Nadie tiene respuestas ante estas preguntas, pero bien podrían cambiar los hábitos de consumo y de endeudamiento de una buena parte de la sociedad.
Por otro lado, hasta el momento solo hemos hablado de la creación de medios de pago que se deriva de la actividad del sector privado, pero el sector público es un demandante de crédito vigoroso que tiene de su mano a los bancos centrales para proporcionarle la financiación necesaria.

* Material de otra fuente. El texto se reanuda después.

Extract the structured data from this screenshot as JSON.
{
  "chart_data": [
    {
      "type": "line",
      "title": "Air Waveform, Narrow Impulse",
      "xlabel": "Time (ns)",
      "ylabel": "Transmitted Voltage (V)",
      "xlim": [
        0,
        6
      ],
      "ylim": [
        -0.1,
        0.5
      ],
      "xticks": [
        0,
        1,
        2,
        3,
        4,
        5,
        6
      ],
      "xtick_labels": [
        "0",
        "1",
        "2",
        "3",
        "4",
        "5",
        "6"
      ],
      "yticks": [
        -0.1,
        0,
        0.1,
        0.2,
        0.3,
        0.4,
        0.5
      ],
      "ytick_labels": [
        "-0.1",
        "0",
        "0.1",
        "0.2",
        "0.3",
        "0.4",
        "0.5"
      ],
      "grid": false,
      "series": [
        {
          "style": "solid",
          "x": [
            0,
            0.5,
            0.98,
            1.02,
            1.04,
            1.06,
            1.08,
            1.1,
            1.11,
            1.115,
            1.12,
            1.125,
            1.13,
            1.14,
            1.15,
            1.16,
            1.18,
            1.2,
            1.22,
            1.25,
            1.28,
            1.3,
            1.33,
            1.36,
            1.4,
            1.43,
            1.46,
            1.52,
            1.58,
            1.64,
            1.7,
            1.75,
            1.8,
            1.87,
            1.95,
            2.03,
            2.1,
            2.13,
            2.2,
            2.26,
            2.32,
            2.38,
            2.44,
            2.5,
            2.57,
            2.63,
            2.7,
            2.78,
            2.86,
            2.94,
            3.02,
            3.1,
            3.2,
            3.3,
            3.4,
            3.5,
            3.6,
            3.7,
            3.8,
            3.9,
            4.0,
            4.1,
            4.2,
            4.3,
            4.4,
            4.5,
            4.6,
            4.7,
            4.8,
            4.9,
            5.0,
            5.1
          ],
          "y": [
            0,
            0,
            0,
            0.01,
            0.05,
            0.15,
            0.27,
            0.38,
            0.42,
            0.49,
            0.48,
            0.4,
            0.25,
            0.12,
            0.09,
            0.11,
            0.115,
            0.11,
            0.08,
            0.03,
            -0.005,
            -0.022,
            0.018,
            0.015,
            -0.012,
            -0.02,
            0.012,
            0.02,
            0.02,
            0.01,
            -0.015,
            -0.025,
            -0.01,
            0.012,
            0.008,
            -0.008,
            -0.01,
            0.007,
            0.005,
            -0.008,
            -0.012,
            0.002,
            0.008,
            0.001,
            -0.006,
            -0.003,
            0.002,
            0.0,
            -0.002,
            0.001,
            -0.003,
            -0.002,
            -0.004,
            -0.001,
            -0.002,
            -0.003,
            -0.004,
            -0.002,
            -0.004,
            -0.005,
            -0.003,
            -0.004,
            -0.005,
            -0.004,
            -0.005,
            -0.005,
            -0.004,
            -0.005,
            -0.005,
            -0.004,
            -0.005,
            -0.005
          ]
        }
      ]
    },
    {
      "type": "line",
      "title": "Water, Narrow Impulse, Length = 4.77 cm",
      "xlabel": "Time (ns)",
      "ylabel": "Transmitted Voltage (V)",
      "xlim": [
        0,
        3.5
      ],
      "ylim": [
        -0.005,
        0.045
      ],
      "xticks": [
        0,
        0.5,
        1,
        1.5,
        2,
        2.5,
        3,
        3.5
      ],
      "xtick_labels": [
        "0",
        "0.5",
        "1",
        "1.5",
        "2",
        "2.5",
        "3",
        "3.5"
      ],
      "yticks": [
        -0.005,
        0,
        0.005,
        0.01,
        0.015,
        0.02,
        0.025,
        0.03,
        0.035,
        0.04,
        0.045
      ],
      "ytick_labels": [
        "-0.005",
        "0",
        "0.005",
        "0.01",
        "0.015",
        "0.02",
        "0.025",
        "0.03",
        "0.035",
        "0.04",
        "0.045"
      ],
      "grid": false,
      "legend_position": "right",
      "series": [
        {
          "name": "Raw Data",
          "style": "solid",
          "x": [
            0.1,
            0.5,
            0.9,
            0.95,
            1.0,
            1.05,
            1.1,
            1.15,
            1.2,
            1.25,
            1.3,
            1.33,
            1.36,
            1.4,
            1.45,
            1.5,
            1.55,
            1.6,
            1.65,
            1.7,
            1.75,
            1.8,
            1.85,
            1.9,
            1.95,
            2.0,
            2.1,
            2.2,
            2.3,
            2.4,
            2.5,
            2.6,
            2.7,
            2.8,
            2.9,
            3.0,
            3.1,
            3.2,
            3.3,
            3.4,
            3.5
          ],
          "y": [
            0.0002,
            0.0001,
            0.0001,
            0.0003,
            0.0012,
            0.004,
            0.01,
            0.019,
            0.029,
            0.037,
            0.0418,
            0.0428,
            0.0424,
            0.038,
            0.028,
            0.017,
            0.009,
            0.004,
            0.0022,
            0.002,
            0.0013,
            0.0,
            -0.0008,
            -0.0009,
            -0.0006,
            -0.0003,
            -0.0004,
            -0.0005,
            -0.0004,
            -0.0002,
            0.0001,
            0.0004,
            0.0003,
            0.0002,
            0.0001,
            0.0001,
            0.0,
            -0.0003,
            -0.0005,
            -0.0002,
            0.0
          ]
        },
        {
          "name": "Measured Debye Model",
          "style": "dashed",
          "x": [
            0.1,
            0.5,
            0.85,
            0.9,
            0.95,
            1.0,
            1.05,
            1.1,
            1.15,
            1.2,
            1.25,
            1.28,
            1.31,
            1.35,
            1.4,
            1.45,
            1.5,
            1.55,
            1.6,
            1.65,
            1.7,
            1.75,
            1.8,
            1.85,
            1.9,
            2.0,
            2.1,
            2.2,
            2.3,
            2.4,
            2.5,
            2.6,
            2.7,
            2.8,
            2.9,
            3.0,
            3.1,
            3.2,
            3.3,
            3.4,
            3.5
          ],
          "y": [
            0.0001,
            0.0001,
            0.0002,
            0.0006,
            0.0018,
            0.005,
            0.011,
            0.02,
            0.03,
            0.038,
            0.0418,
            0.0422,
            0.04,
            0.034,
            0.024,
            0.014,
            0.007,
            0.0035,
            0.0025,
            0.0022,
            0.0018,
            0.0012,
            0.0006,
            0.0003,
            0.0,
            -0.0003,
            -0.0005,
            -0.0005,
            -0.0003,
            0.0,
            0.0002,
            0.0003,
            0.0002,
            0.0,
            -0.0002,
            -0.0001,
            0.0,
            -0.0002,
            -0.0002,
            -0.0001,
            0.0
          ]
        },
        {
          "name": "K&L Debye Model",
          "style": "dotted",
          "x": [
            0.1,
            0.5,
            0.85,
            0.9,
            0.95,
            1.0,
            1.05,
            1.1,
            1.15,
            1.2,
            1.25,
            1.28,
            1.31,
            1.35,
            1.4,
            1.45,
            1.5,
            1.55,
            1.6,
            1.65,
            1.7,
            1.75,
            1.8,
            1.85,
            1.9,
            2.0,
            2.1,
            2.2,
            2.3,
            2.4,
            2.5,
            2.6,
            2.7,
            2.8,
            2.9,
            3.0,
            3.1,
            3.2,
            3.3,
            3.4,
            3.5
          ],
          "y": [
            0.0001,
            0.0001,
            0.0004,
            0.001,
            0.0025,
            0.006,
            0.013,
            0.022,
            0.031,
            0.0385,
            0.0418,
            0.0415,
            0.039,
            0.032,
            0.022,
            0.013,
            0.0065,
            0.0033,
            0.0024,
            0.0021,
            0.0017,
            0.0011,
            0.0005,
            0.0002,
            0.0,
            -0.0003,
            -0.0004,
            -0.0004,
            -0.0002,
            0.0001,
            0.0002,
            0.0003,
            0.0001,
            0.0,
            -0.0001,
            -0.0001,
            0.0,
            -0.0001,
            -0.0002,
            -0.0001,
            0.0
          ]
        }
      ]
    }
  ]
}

Cuando el Banco Central Europeo monetiza deuda de los países europeos, está creando nuevos medios de pago que se transmiten a la sociedad a través del gasto público. Sin embargo, la famosa regla de gasto, que impide a los países gastar sustancialmente por encima de sus ingresos, previene a los estados de generar un crecimiento de los medios de pago desproporcionado a través del endeudamiento público. Su gasto viene acotado por sus ingresos; la idea de un endeudamiento ad infinitum es solo un sueño húmedo para los políticos europeos manirrotos. O, dicho de otra manera, tener euros es un voto de confianza hacia la Unión Europea y su capacidad de administrar dosis de rectitud a los países con mayor tendencia al déficit. En fin, tener euros es útil y estrictamente necesario para pagar nuestros gastos corrientes, pero, como inversión, en el mejor de los casos, consiste en aceptar que se va a perder el 2% de poder adquisitivo anual a través de la inflación.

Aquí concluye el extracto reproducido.